As a side note, I think it sounds a bit mean that you are against paying for his carer to go on holiday. This is surely just something that is a necessary expense of him going on holiday?

Yes, so agree with this whole thing about 'skipping' the kids/and that generation...

NorwayLass · 25/08/2023 17:05

It’s seems a spiteful will. Either split it evenly between your sons or evenly between everyone. The cash for the child with SEN can be put in a trust fund I expect. Caring for someone while on their chosen holiday is not a jolly, it’s blooming hard work with no downtime in your own home.

Noicant · 25/08/2023 17:08

I’m NC with my parents and I don’t expect an inheritance. So I don’t think it’s that unreasonable, he doesn’t seem to be interested in you either so I doubt he’s expecting anything. Honestly though I would probably still leave him something.

I think you should think about how money could make your disabled grandchilds life better, pay for more experiences for him etc. It’s not money wasted.
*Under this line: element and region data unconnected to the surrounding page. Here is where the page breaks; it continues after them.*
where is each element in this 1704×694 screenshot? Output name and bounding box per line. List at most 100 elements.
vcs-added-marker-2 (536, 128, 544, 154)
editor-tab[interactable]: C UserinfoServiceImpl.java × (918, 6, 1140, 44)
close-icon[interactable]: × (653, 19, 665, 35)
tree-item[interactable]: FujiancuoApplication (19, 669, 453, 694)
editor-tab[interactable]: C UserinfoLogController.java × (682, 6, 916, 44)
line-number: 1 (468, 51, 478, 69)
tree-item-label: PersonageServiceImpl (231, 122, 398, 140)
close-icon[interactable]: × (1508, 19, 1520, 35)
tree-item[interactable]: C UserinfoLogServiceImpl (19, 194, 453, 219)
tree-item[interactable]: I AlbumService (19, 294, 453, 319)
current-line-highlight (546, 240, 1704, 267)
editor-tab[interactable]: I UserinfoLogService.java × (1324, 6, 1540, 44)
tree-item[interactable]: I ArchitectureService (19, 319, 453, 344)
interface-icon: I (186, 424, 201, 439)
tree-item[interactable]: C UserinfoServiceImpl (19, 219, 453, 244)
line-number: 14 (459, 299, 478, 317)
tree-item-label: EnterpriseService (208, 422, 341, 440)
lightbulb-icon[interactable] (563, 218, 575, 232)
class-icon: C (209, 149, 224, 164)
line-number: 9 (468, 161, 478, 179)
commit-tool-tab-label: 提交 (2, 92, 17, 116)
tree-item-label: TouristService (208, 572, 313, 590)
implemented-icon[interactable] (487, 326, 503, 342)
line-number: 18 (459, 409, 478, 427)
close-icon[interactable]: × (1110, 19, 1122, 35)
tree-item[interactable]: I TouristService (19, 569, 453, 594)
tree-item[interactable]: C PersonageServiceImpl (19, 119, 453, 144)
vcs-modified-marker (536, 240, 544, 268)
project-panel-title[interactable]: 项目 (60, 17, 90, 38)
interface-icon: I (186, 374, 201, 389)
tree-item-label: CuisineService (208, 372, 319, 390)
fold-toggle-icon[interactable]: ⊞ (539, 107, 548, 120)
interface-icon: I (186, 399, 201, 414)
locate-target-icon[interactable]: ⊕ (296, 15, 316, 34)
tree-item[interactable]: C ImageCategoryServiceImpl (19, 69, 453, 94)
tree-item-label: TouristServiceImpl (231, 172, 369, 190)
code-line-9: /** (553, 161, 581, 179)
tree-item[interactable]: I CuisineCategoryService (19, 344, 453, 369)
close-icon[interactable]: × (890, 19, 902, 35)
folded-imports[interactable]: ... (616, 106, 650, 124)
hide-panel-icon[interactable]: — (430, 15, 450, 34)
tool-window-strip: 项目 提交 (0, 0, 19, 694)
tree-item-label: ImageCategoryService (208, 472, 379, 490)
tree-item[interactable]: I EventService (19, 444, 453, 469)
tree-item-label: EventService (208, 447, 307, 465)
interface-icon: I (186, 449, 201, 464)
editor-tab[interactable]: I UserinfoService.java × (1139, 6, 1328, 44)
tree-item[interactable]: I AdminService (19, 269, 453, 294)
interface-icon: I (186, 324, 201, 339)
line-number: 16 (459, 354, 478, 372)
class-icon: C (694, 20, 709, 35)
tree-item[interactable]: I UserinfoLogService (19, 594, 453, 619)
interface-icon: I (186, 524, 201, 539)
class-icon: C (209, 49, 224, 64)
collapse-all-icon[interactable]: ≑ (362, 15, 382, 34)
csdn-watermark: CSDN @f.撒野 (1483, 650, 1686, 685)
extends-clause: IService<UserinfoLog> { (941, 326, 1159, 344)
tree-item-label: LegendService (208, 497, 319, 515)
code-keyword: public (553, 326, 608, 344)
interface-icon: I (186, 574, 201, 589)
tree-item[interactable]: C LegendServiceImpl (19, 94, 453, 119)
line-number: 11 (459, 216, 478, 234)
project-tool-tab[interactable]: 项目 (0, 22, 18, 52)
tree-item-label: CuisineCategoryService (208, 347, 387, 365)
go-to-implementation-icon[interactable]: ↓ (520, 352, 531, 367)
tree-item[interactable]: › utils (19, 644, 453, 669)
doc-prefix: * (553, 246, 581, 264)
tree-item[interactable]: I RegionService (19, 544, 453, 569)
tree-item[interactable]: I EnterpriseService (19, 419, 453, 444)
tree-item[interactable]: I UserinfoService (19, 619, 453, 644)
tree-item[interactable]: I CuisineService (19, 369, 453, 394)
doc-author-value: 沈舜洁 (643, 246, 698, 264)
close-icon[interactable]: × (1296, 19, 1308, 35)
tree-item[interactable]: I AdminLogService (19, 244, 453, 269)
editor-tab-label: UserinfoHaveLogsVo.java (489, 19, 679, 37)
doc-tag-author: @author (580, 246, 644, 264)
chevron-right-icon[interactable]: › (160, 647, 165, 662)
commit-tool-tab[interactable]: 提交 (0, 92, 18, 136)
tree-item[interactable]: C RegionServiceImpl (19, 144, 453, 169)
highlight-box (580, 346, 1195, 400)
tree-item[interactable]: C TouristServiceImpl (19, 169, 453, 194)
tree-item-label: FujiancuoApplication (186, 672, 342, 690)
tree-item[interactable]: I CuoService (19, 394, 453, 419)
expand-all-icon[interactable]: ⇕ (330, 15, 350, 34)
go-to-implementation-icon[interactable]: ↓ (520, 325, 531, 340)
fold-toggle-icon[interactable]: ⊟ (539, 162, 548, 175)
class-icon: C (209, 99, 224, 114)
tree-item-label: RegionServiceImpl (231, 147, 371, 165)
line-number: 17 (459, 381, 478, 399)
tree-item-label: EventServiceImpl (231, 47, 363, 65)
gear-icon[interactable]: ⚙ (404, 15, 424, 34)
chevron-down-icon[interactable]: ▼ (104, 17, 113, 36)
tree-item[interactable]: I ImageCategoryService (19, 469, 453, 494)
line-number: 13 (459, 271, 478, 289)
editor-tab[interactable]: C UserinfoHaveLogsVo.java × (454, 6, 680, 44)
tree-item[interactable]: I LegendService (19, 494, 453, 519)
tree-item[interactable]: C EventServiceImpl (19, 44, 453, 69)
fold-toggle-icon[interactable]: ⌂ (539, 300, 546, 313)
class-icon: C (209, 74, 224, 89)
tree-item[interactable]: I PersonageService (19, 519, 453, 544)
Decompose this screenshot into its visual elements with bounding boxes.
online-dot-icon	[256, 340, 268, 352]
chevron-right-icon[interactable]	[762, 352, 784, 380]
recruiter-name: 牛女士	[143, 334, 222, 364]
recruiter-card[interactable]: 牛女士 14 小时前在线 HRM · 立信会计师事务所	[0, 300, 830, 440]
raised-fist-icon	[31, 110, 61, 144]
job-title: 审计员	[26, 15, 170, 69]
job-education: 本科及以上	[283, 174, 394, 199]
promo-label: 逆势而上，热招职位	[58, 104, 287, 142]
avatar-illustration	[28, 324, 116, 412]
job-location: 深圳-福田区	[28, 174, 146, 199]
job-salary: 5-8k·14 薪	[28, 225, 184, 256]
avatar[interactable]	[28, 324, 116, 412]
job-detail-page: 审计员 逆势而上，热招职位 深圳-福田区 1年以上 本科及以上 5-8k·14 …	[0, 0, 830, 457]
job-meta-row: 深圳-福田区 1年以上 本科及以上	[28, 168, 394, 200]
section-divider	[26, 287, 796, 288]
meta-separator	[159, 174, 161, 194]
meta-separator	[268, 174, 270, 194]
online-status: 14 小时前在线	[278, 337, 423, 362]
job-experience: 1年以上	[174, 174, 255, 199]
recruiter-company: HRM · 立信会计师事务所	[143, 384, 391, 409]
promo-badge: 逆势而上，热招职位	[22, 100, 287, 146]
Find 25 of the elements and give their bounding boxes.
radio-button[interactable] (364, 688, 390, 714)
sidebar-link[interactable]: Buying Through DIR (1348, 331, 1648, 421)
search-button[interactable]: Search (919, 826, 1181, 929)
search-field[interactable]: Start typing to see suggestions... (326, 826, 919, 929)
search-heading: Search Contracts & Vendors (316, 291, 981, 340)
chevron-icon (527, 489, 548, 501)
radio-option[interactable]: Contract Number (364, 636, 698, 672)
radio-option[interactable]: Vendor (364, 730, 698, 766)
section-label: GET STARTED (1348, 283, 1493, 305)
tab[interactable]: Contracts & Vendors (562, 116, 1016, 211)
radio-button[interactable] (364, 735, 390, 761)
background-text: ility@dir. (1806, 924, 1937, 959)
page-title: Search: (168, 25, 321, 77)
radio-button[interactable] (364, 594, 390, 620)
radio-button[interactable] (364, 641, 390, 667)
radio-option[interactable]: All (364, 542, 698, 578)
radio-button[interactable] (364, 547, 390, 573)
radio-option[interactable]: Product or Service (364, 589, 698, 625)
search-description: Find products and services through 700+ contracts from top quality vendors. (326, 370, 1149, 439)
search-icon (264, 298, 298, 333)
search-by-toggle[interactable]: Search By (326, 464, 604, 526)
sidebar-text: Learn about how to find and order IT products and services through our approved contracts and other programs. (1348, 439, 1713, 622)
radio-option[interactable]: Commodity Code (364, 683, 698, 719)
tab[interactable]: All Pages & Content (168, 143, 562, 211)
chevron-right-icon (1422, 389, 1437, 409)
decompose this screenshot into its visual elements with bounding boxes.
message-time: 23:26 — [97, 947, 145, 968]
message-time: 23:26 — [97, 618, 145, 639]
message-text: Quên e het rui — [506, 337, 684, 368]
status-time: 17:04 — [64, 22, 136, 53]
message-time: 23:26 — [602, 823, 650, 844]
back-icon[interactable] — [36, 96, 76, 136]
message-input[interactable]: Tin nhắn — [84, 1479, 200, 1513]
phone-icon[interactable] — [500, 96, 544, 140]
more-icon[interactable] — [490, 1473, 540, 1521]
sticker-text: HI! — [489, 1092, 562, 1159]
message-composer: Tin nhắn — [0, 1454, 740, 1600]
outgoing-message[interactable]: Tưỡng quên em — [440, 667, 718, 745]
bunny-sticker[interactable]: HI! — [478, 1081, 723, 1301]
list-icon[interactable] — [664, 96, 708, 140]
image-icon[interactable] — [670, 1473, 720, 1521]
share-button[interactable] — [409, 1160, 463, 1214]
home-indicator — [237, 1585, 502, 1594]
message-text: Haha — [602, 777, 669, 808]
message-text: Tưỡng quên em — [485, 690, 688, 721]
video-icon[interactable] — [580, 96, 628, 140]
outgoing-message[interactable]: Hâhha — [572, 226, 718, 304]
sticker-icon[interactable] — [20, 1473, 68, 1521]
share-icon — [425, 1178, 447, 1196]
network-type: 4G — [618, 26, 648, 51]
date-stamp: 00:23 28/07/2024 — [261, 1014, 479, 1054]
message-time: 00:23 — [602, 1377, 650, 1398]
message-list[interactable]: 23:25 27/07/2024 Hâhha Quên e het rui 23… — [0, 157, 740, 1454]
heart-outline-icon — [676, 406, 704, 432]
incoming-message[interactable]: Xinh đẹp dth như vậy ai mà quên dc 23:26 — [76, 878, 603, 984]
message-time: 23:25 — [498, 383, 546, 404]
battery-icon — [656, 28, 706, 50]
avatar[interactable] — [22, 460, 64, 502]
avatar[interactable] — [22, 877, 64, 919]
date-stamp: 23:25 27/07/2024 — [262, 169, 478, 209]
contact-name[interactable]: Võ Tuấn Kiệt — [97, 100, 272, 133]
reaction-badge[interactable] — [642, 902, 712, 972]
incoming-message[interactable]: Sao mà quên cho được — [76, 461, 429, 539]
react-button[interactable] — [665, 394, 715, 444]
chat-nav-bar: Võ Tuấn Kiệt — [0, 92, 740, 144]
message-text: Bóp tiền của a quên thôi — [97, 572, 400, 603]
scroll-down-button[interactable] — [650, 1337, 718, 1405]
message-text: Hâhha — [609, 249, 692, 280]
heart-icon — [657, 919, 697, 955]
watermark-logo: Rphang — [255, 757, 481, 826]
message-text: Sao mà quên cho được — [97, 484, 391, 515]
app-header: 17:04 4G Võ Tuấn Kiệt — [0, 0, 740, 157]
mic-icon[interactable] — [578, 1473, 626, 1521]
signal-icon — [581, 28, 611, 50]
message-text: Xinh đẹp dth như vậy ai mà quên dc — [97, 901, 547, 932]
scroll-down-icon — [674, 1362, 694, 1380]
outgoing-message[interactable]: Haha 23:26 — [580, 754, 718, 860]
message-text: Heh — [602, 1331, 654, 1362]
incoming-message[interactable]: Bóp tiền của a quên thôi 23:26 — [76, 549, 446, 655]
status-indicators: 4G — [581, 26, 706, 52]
SunWorshipping · 25/08/2023 17:11

Leave your money to who you want to leave it to, it's not like they can come back to you and be nasty/cause a rift, you'll be dead and gone! If someone doesn't want anything to do with you in life, why would you leave them money? Just do what you like, it's your money to distribute how you see fit. You don't have to tell anyone your plans, they'll only find out after you are gone.

LakieLady · 25/08/2023 17:11

My DSS's GM left him a trust fund when she died. At the time, he was the only grandchild, and by the time he reached majority the fund had grown to the point where he was able to buy a 3-bed house in an expensive town with only a small mortgage.

Her other children went on to have children of their own, and they got nothing. It has caused considerable resentment, and hardship, for the GCs who came later, all now adults.

It would have been so much better if she had left it divided equally between her 3 children.

NamelessNancy · 25/08/2023 17:12

Did you or do you stand to inherit anything from your parents OP or did they skip your generation? Surely less divisive to just leave to your children. If you want to help your grandchildren whilst they are young perhaps give them some money now rather than wait if you can afford to.

SunWorshipping · 25/08/2023 17:13

Hooplahooping · 25/08/2023 16:56

Snap.

I thought this too when I started reading!

Zooeyzo · 25/08/2023 17:14

I find this very sad. My parents have already said they will look after my autistic son in their will so nobody ever has to worry about him. He's still young ao we don't know how his life will turn out but want to plan. To object to paying for a carer is pathetic.

loislovesstewie · 25/08/2023 17:14

What if the other grandchildren spend unwisely? Are you going to instruct them how to spend their inheritance?

BIossomtoes · 25/08/2023 17:17

Just leave it equally to your kids. Attempted control from beyond the grave is nasty.

NorwayLass · 25/08/2023 17:17

My grandad gave me £50 and my brother (his favourite) £500 when we got married (not to each other!). He had clearly made judgments about us and thought less of me (a nurse). Now 10 years later i firmly see this as his issue not mine. I would never treat my grandchildren like this.